Design, implement, and maintain scalable, high-availability infrastructure for GenAI applications hosted primarily in Microsoft Azure (with exposure to AWS and GCP)
Develop and manage CI/CD pipelines (including infrastructure-as-code) using tools like Azure DevOps to support automated provisioning, deployment, and monitoring
Ensure robust performance, reliability, and security of cloud-based GenAI environments through proactive system monitoring, backup planning, and disaster recovery strategies
Collaborate with cross-functional teams—including engineers, developers, and data scientists—for seamless integration and deployment of GenAI models and services
Lead troubleshooting and resolution of infrastructure and deployment challenges, applying best DevOps practices and modern monitoring tools (e.g., DataDog, Azure Insights, Nagios)
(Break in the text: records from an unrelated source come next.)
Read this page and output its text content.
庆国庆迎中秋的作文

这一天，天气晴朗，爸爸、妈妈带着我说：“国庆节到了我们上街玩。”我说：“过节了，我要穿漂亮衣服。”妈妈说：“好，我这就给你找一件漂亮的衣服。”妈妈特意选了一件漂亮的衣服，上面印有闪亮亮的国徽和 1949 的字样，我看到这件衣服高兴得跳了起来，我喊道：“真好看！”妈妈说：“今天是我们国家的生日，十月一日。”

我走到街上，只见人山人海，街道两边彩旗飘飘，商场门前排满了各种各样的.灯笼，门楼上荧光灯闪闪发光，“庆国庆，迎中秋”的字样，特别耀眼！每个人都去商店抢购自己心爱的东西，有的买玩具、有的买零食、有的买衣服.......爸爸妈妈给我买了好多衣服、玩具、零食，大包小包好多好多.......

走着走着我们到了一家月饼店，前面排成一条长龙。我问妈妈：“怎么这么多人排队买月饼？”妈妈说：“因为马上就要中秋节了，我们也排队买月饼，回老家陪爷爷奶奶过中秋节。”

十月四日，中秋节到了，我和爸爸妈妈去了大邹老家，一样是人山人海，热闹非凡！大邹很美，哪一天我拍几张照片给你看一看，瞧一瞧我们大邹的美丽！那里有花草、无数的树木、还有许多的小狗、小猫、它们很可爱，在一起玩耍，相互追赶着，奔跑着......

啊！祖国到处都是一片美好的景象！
Promote a team-oriented, product-focused culture by contributing to design discussions, sharing knowledge, and encouraging continuous learning in cloud and GenAI technologies
Ensure compliance with IT governance, cloud usage policies, and security protocols across all cloud services (PaaS, IaaS, SaaS)
Requirements:
Minimum 5 years of hands-on experience with cloud platforms, particularly Microsoft Azure (preferred), with solid understanding of AWS and GCP
Proficient in containerization and orchestration using tools such as Docker, Kubernetes, AKS, EKS, and similar services
Skilled in infrastructure as code, ideally with Terraform, and familiar with tools like Ansible, Chef, or AWS CloudFormation
Strong background in Linux system administration and scripting (e.g., Bash, Python, PowerShell)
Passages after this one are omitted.